Hay una verdad incómoda que muchos prefieren ignorar: la justicia no es ciega, es selectiva. Para algunos, es una mercancía, un servicio premium con tarifas exclusivas, para otros, es una trampa en la que caen por no poder pagar el precio de la inocencia. En este juego de balanzas desequilibradas, los poderosos se pasean con impunidad, mientras los obreros, los humildes, los ciudadanos de a pie, cargan con el peso de la ley en su versión más despiadada.
En la teoría, la justicia es igual para todos. En la práctica, la diferencia entre la libertad y la cárcel suele medirse en la cantidad de ceros que tenga una cuenta bancaria. Un empresario corrupto acusado de fraude puede pagar a un equipo de abogados que dilate su caso durante años, hasta que la sociedad olvide, los jueces cambien o las pruebas pierdan fuerza. Mientras tanto, un trabajador que no puede afrontar una multa de tráfico, ve cómo su deuda crece con intereses y, en el peor de los casos, termina embargado o en la cárcel por impago.
Las leyes que parecen justas en el papel tienen un enemigo invisible: los vacíos legales, accesibles solo para quienes pueden permitirse explorarlos. Los grandes despachos de abogados, algunos, no buscan justicia, buscan caminos para que sus clientes eviten el castigo, y lo consiguen.
Para el ciudadano común, un simple error burocrático puede ser devastador. Un papel mal firmado, una declaración de impuestos con una cifra equivocada o una factura sin pagar, puede convertirse en una pesadilla legal. Mientras tanto, un político que ha robado millones recibe penas simbólicas, cuando no un indulto, porque el sistema ha sido diseñado para protegerlo.
La criminalización de la pobreza es un hecho. La misma sociedad que perdona a un banquero por desfalcar un país, un futbolista por no declarar los ingresos, y muchos más ejemplos, encarcela a una madre por robar en un supermercado para dar de comer a sus hijos. Quien no tiene dinero para defenderse, ni contactos para que le perdonen, es quien termina pagando las cuentas que otros dejan pendientes.
Los casos de grandes empresarios, celebridades o políticos que evitan la cárcel tras cometer delitos graves, no son excepciones, son la norma. Basta con observar cómo los juicios contra ellos se dilatan, cómo las pruebas se pierden, cómo las penas se reducen a multas irrisorias. En cambio, un obrero con el que se comete un error burocrático, puede ir a la cárcel, hasta que no se descubre que ha sido solo un error, pero recibe todo el peso de la ley, sin excusas, sin matices, pero como se le recompensa a esa persona, con absolutamente nada.
¿Y qué ocurre cuando la sociedad se indigna? Nada.

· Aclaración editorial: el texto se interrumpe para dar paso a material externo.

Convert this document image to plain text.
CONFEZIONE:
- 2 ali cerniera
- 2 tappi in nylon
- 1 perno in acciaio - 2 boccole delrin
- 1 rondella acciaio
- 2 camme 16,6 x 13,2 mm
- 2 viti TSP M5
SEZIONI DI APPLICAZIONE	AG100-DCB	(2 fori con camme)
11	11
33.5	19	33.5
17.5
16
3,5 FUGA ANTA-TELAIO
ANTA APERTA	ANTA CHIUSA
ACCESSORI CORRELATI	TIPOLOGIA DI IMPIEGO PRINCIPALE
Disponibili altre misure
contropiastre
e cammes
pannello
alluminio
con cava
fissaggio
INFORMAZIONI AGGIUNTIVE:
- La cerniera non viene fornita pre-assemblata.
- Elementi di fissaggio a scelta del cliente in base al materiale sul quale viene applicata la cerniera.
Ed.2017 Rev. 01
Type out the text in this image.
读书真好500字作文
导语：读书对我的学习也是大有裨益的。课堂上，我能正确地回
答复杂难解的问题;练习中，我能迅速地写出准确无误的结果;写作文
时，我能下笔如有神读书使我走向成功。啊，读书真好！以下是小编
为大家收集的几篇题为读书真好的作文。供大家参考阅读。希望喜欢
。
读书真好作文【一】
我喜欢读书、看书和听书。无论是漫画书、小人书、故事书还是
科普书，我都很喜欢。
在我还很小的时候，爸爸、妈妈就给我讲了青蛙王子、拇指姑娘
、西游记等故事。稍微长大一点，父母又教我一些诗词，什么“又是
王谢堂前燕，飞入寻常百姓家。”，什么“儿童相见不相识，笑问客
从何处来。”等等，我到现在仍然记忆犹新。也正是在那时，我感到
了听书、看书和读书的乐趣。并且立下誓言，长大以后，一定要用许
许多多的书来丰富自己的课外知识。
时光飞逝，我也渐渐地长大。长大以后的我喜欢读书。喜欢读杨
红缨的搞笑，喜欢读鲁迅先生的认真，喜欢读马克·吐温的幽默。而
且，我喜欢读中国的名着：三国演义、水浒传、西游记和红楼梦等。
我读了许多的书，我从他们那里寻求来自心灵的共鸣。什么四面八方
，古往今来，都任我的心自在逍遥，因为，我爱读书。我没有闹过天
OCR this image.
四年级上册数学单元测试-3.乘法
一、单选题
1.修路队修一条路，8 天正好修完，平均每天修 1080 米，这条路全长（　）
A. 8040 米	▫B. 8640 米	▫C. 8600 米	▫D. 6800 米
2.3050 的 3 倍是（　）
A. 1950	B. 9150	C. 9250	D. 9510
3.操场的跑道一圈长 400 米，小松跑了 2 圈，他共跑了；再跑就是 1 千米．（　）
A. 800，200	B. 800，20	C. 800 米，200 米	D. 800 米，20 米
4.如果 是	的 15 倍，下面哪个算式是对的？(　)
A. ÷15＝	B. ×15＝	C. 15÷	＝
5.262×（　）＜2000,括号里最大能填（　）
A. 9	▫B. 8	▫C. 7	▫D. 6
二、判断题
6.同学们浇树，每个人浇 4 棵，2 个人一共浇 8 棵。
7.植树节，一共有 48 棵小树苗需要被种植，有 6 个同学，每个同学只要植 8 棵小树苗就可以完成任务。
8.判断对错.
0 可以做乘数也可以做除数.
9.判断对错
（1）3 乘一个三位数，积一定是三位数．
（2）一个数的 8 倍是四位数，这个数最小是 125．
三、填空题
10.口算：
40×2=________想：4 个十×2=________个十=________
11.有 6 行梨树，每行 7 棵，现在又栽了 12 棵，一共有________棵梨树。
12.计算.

La maquinaria del poder sabe apagar incendios con estrategias mediáticas: desvían la atención, compran titulares, crean nuevas polémicas para que la memoria colectiva olvide el escándalo anterior.
También algunos abogados, saben muy bien bordear la ley, dando una interpretación distinta, de modo que, sin salirse de la línea roja, esculpan, engañan y, en una palabra, juegan con la propia ley, mostrando que todo se refleje de forma correcta, pero en la realidad no es así, ellos la hacen parecer correcta.
La historia demuestra que cuando la injusticia se vuelve insoportable, el pueblo reacciona. A veces son protestas, otras veces revoluciones, pero el cambio solo llega cuando la gente se da cuenta de que la ley no es más que un instrumento del poder. Mientras sigamos creyendo en la mentira de una justicia equitativa, nada cambiara.
El problema no es la ley en sí, sino quién la aplica y para quién. Y hasta que no exijamos que se rompa este ciclo de impunidad para los ricos y castigo para los pobres, seguiremos viviendo en un mundo donde la verdadera justicia no es un derecho, sino un privilegio que solo unos pocos pueden comprar.